= Parkers Ferry, South Carolina =

Parkers Ferry is a small unincorporated community in Charleston County, South Carolina. Neighboring communities include Willtown Bluff, Jericho, Osborne, and Adams Run. Parker's Ferry falls within Adams Run's zip code, 29426. The elevation of Parkers Ferry is 20 feet, and it is in the Eastern Time Zone. Penny Creek is the primary water source of this community.

== Battle of Parker's Ferry ==

An American Revolutionary War skirmish, the Battle of Parker's Ferry, in which the Patriot forces were led by Brigadier General Francis Marion, occurred near Parkers Ferry on August 30 or 31, 1781. The American Battlefield Trust and its partners have preserved 31 acres of the Parker's Ferry Battlefield as of mid-2023.

== Historic plantations ==
Parker Ferrys is home to three historic plantations – Battlefield Plantation, Barings Plantation, and Encampment Plantation.
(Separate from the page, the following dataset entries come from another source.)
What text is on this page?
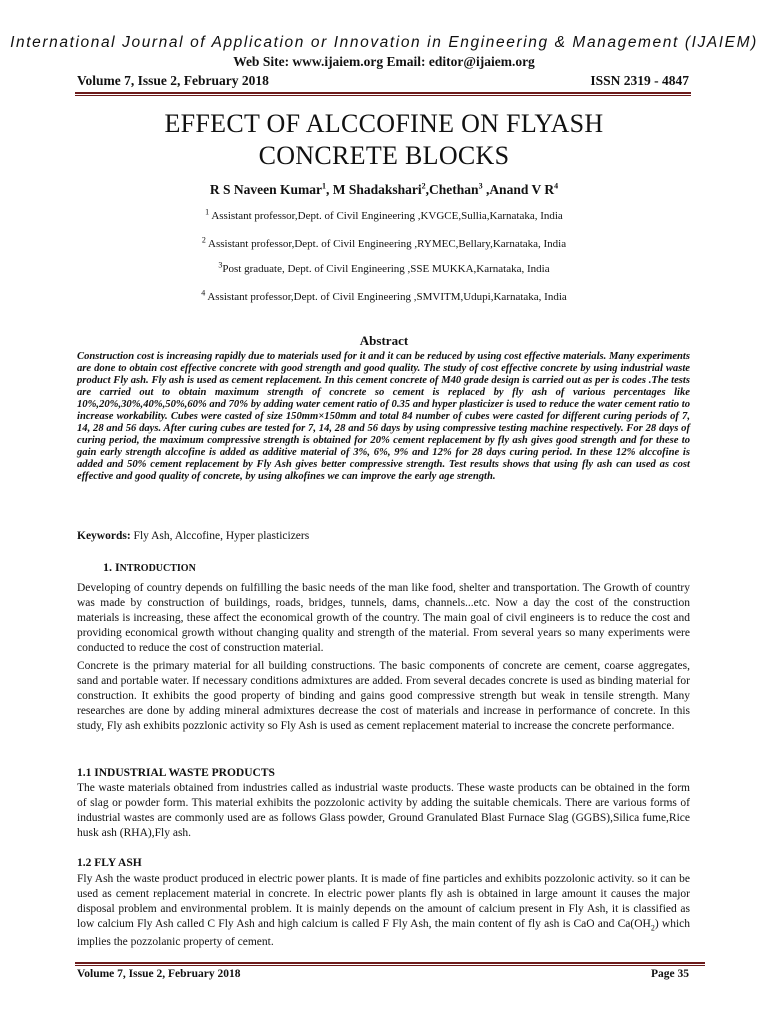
International Journal of Application or Innovation in Engineering & Management (IJAIEM)
Web Site: www.ijaiem.org Email: editor@ijaiem.org
Volume 7, Issue 2, February 2018	ISSN 2319 - 4847
EFFECT OF ALCCOFINE ON FLYASH
CONCRETE BLOCKS
R S Naveen Kumar$^1$, M Shadakshari$^2$,Chethan$^3$ ,Anand V $R^4$
$^1$ Assistant professor,Dept. of Civil Engineering ,KVGCE,Sullia,Karnataka, India
$^2$ Assistant professor,Dept. of Civil Engineering ,RYMEC,Bellary,Karnataka, India
$^3$Post graduate, Dept. of Civil Engineering ,SSE MUKKA,Karnataka, India
$^4$ Assistant professor,Dept. of Civil Engineering ,SMVITM,Udupi,Karnataka, India
Abstract
Construction cost is increasing rapidly due to materials used for it and it can be reduced by using cost effective materials. Many experiments are done to obtain cost effective concrete with good strength and good quality. The study of cost effective concrete by using industrial waste product Fly ash. Fly ash is used as cement replacement. In this cement concrete of M40 grade design is carried out as per is codes .The tests are carried out to obtain maximum strength of concrete so cement is replaced by fly ash of various percentages like 10%,20%,30%,40%,50%,60% and 70% by adding water cement ratio of 0.35 and hyper plasticizer is used to reduce the water cement ratio to increase workability. Cubes were casted of size 150mm×150mm and total 84 number of cubes were casted for different curing periods of 7, 14, 28 and 56 days. After curing cubes are tested for 7, 14, 28 and 56 days by using compressive testing machine respectively. For 28 days of curing period, the maximum compressive strength is obtained for 20% cement replacement by fly ash gives good strength and for these to gain early strength alccofine is added as additive material of 3%, 6%, 9% and 12% for 28 days curing period. In these 12% alccofine is added and 50% cement replacement by Fly Ash gives better compressive strength. Test results shows that using fly ash can used as cost effective and good quality of concrete, by using alkofines we can improve the early age strength.
Keywords: Fly Ash, Alccofine, Hyper plasticizers
1. INTRODUCTION
Developing of country depends on fulfilling the basic needs of the man like food, shelter and transportation. The Growth of country was made by construction of buildings, roads, bridges, tunnels, dams, channels...etc. Now a day the cost of the construction materials is increasing, these affect the economical growth of the country. The main goal of civil engineers is to reduce the cost and providing economical growth without changing quality and strength of the material. From several years so many experiments were conducted to reduce the cost of construction material.
Concrete is the primary material for all building constructions. The basic components of concrete are cement, coarse aggregates, sand and portable water. If necessary conditions admixtures are added. From several decades concrete is used as binding material for construction. It exhibits the good property of binding and gains good compressive strength but weak in tensile strength. Many researches are done by adding mineral admixtures decrease the cost of materials and increase in performance of concrete. In this study, Fly ash exhibits pozzlonic activity so Fly Ash is used as cement replacement material to increase the concrete performance.
1.1 INDUSTRIAL WASTE PRODUCTS
The waste materials obtained from industries called as industrial waste products. These waste products can be obtained in the form of slag or powder form. This material exhibits the pozzolonic activity by adding the suitable chemicals. There are various forms of industrial wastes are commonly used are as follows Glass powder, Ground Granulated Blast Furnace Slag (GGBS),Silica fume,Rice husk ash (RHA),Fly ash.
1.2 FLY ASH
Fly Ash the waste product produced in electric power plants. It is made of fine particles and exhibits pozzolonic activity. so it can be used as cement replacement material in concrete. In electric power plants fly ash is obtained in large amount it causes the major disposal problem and environmental problem. It is mainly depends on the amount of calcium present in Fly Ash, it is classified as low calcium Fly Ash called C Fly Ash and high calcium is called F Fly Ash, the main content of fly ash is CaO and $Ca(OH_2)$ which implies the pozzolanic property of cement.
Volume 7, Issue 2, February 2018	Page 35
=== Barings Plantation ===
Barings Plantation was originally owned by Thomas Middleton. It was later named after Charles Baring II, who purchased the 1200 acre plot of land from Middleton in 1831. Barings Plantation was home to over 140 slaves in 1850. The primary crop was rice. According to the 1850 Agriculture Census, Barings Plantation produced 570,000 pounds of rice, 2,000 bushels of corn, 2,000 bushels of peas, and 1,600 bushels of sweet potatoes. The livestock on the plantation included 30 milk cows, 15 horses, 16 oxen, 150 sheep, and 300 other cattle.

After a series of purchases between different owners, the Barings Plantation was later renamed the Sandy Point Plantation in 1995. Owners frequently found prehistoric fossils, such as megalodon teeth, and artifacts from Civil War, Revolutionary War and pre–Revolutionary war times, including Indian spearheads, pipes, and pottery.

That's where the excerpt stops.